Гермиона была первой ведьмой, которую я когда-либо знал. Это делает её более важной, чем кто бы то ни было.
Особенной».
(Он предпочёл не обращать внимание на то, что Дамблдор был первым волшебником, которого он встретил.)
— Если мы собираемся устроить соревнование по сарказму, у тебя нет шансов, — сказал Том. — Мой вопрос в том, что, как девочка, веришь ли ты, что ведьма может принять жизненный совет от волшебника?
— Ты спрашиваешь, может ли обычная ведьма позволить тебе решать, насколько она подходит для материнства? — спросила Гермиона. — Тогда ответ — нет.
— Не такой «жизненный совет», — сказал Том, закатив глаза. — Нет, идеи для украшения дома, моды, безделушек — такого рода. Вещи, которыми замужняя ведьма сможет занимать своё время, пока дети в школе.
— Зависит от волшебника, — сказала Гермиона, задумчиво похлопывая концом своего пера по подбородку. — Многие девушки не станут слушать, если кто-то вроде профессора Слагхорна станет рассказывать им, как украсить их спальню или носить форму. Или любого человека, который подписывает свою корреспонденцию как он: «Г. Ю. Ф. Слагхорн» — с целым списком его титулов и квалификаций. Всё в этом просто кричит о том, что он, может быть, такой пыльный и старый, что он будет принимать майонез за странную заморскую диковинку. Более привлекательным будет кто-то… Современный. Доступный и скромный. Рассказывающий полезные вещи, но не свысока…
Она замялась, а затем посмотрела на него с явным любопытством:
— Ты собираешься что-то издавать?
— Возможно, — сказал Том. — Зависит от того, что ты подразумеваешь под «ты».
— А, — сказала Гермиона, усаживаясь на стуле прямее, — ты используешь творческий псевдоним?
— Я думал об этом. Я хочу имя, которого я не буду стесняться, если когда-либо захочу от него избавиться — что-то достаточно близкое к моему имени, чтобы я мог однажды его раскрыть, если кто-то начнёт сомневаться, — сказал Том. — Но, судя по тому, что ты сказала, «Т. М. Риддл» не подходит.
— Как насчёт «Тим Роддл»? — предложила Гермиона. Она прикрыла рот рукой, чтобы скрыть хихиканье.
Том уставился на неё:
— Это самая неоригинальная анаграмма, которую я когда-либо слышал. Мне нужно что-то получше.
— Просто и скромно, — сказала она, — тебе не нужна какая-то изысканная или известная фамилия, чтобы заинтересовать обычную ведьму. В магловском мире я бы скорее купила кулинарную книгу от миссис Драммонд, а не изданную Леди Пеншурст.
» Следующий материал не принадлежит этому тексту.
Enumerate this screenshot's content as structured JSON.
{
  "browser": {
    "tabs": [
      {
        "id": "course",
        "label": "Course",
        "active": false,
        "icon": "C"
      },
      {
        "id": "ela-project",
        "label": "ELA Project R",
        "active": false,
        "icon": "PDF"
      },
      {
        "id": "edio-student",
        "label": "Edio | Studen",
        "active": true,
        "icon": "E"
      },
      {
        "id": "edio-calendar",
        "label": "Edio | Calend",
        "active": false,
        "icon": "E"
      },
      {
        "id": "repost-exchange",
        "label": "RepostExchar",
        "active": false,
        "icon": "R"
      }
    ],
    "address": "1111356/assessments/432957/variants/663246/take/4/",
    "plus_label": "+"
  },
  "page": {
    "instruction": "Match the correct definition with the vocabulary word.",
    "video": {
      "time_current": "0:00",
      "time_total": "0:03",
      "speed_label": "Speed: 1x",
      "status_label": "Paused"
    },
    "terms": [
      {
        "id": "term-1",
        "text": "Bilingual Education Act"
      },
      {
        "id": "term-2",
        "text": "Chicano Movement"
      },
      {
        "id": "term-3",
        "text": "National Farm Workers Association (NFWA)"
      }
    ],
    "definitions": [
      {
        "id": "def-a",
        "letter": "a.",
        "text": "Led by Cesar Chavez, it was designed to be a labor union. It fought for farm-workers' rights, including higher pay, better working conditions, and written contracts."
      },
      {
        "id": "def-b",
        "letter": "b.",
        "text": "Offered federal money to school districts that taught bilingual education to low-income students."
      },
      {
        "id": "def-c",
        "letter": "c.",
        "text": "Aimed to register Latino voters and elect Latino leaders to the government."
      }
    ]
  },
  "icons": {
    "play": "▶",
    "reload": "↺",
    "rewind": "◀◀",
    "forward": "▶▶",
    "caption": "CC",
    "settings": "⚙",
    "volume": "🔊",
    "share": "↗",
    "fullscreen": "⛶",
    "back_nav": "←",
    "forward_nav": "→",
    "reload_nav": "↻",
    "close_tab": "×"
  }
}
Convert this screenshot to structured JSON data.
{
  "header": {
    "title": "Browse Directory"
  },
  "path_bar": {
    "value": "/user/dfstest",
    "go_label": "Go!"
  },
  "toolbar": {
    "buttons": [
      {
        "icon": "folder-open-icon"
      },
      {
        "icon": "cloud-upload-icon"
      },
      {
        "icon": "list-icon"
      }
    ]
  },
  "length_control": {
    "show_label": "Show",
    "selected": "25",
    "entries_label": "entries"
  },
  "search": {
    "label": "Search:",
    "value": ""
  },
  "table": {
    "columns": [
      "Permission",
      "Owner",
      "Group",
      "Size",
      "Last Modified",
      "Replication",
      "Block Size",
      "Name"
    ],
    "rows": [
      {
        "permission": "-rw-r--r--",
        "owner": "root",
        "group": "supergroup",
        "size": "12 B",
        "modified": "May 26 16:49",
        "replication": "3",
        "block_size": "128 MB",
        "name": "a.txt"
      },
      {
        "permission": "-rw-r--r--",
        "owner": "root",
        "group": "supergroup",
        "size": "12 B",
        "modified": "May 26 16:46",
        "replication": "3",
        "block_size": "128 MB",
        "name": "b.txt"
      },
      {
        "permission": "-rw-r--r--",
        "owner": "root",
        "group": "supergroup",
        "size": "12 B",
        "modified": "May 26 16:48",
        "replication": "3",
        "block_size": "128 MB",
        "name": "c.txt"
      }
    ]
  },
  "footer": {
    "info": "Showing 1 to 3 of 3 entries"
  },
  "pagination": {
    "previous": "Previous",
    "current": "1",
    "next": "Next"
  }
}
Лишь по её имени я сочту, что у миссис Драммонд будут рецепты, которые мы с мамой можем приготовить дома, в то время как в книге леди Пеншурст будут требоваться две пинты «миндального крема, обогащённого выдержанным ванильным ликёром». И, — она добавила, нахмурившись, — я также решу, что это готовили слуги, а не сама Леди.
— Если бы у тебя был творческий псевдоним, что бы ты выбрала? — спросил Том.
— Я бы взяла что-то из книги, — тут же ответила Гермиона. — Никто не узнает его: волшебники не читают прозу маглов. «Скарлетт Блейкни», наверное, если бы я писала от лица пожилой ведьмы — это очевидная отсылка к «Алому первоцвету». А если бы мне надо было писать под мужским именем, тогда… «Гектор». Как Гектор или «Илиады», или один из двоюродных дедушек моего папы. Мама бы меня назвала так, если бы я была мальчиком, потому что в нашей семье традиция давать имена на букву «Г».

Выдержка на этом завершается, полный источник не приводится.